SYNERGIC EFFECTS OF DOXYCYCLINE AND CELECOXIB IN A PILOCARPINE MODEL OF EXPERIMENTAL EPILEPSY IN RATS

Neuroinflammation provoked by prolonged seizures is emerging as a key factor in the epileptogenesis. We hypothesized that not only one, but multiple proinflammatory pathways are activated after initial epileptogenic event. The purpose of this study was to assess the effect of single and combined application of two anti-inflammatory drugs on pilocarpine-induced epileptogenic activity and markers of brain neuroinflammation. Male immature Wistar rats were used. The animals were allocated into 4 groups of 6 animals each (n = 6) and were subjected to pilocarpine model of neonatal epilepsy. In the first (control group), animals were given, pilocarpine hydrochloride (2% 10ml 400 mg/kg, i.p.).
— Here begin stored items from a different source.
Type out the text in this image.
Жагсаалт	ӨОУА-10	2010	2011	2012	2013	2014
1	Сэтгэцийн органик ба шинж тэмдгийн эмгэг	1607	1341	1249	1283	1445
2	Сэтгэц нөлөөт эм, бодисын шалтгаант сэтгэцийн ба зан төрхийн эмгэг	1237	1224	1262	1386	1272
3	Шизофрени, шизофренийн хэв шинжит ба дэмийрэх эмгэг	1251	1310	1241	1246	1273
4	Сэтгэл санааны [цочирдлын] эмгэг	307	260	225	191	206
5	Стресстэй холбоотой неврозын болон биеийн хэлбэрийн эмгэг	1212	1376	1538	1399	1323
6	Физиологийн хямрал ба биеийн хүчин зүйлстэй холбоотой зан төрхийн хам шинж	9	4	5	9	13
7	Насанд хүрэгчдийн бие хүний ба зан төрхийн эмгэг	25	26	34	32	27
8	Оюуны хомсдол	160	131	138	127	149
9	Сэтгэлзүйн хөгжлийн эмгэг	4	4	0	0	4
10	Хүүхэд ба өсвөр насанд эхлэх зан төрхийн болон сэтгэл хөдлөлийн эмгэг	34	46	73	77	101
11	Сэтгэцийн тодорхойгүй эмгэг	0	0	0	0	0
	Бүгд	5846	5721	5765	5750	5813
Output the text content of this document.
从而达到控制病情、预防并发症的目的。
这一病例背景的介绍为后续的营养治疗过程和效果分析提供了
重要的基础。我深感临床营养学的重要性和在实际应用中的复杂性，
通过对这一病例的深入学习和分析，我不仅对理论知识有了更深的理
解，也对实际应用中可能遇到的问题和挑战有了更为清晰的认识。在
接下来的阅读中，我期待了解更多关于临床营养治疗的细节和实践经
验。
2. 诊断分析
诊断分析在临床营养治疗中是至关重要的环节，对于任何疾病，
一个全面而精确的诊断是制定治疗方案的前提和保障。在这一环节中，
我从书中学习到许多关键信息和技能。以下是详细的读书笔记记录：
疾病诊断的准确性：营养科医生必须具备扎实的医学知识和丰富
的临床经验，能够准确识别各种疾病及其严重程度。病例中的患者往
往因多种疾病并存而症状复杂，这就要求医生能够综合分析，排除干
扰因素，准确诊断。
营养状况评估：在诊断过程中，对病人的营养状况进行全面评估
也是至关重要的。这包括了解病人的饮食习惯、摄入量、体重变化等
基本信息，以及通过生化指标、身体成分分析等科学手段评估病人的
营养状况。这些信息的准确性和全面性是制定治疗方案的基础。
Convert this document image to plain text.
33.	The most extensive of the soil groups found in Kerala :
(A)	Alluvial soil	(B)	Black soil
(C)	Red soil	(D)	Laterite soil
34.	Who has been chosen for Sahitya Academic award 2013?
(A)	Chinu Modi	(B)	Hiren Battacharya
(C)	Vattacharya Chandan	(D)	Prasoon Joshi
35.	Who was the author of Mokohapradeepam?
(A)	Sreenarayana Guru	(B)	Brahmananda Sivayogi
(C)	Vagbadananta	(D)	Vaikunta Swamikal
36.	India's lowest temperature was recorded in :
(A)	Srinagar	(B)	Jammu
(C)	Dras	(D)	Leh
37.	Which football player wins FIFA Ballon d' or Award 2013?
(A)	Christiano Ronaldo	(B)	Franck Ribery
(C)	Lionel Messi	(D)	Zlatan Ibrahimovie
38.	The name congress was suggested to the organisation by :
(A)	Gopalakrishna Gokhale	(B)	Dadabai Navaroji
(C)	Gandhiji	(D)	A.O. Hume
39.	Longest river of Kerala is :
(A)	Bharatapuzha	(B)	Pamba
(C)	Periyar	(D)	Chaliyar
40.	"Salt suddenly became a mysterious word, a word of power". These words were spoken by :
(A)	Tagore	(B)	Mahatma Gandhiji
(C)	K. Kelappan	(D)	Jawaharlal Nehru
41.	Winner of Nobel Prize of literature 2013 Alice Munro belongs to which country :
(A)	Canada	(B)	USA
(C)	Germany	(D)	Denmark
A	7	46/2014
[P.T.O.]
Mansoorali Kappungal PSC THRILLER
In the second, thirth and fourth groups animals were given for 7 days via gavage, Doxycycline (20 mg/kg, per os), Celecoxib (20 mg/kg, per os) and combination of Doxycycline (20 mg/kg, per os) plus Celecoxib (20 mg/kg, per os), respectively. On the 7-th day animals from the last 3 groups were injected i.p. pilocarpine. During the observation period of 2 h, after pilocarpine administration, the Racine's scale was used to score the degree of seizures. We also assessed the number of the so-called "wet dog shakes" (WDS). 24 h later animals were sacrificed and serum was collected to measure the level IL-1 beta by sandwich-ELISA. None of those anti-inflammatory drugs were effective in attenuating epileptogenic activity and level of IL-1 beta when administered individually. When combination of these drugs was administered, this resulted in attenuation of increased levels of proinflammatory cytokines, evaluated by ELISA, scores on Racine's scale and number of WDS. Our results indicated that administration of a drug combination targeting multiple inflammatory signalling pathways for a limited duration after an initial insult like SE, may provide an important approach to neuroprotection and antiepileptogenic therapy.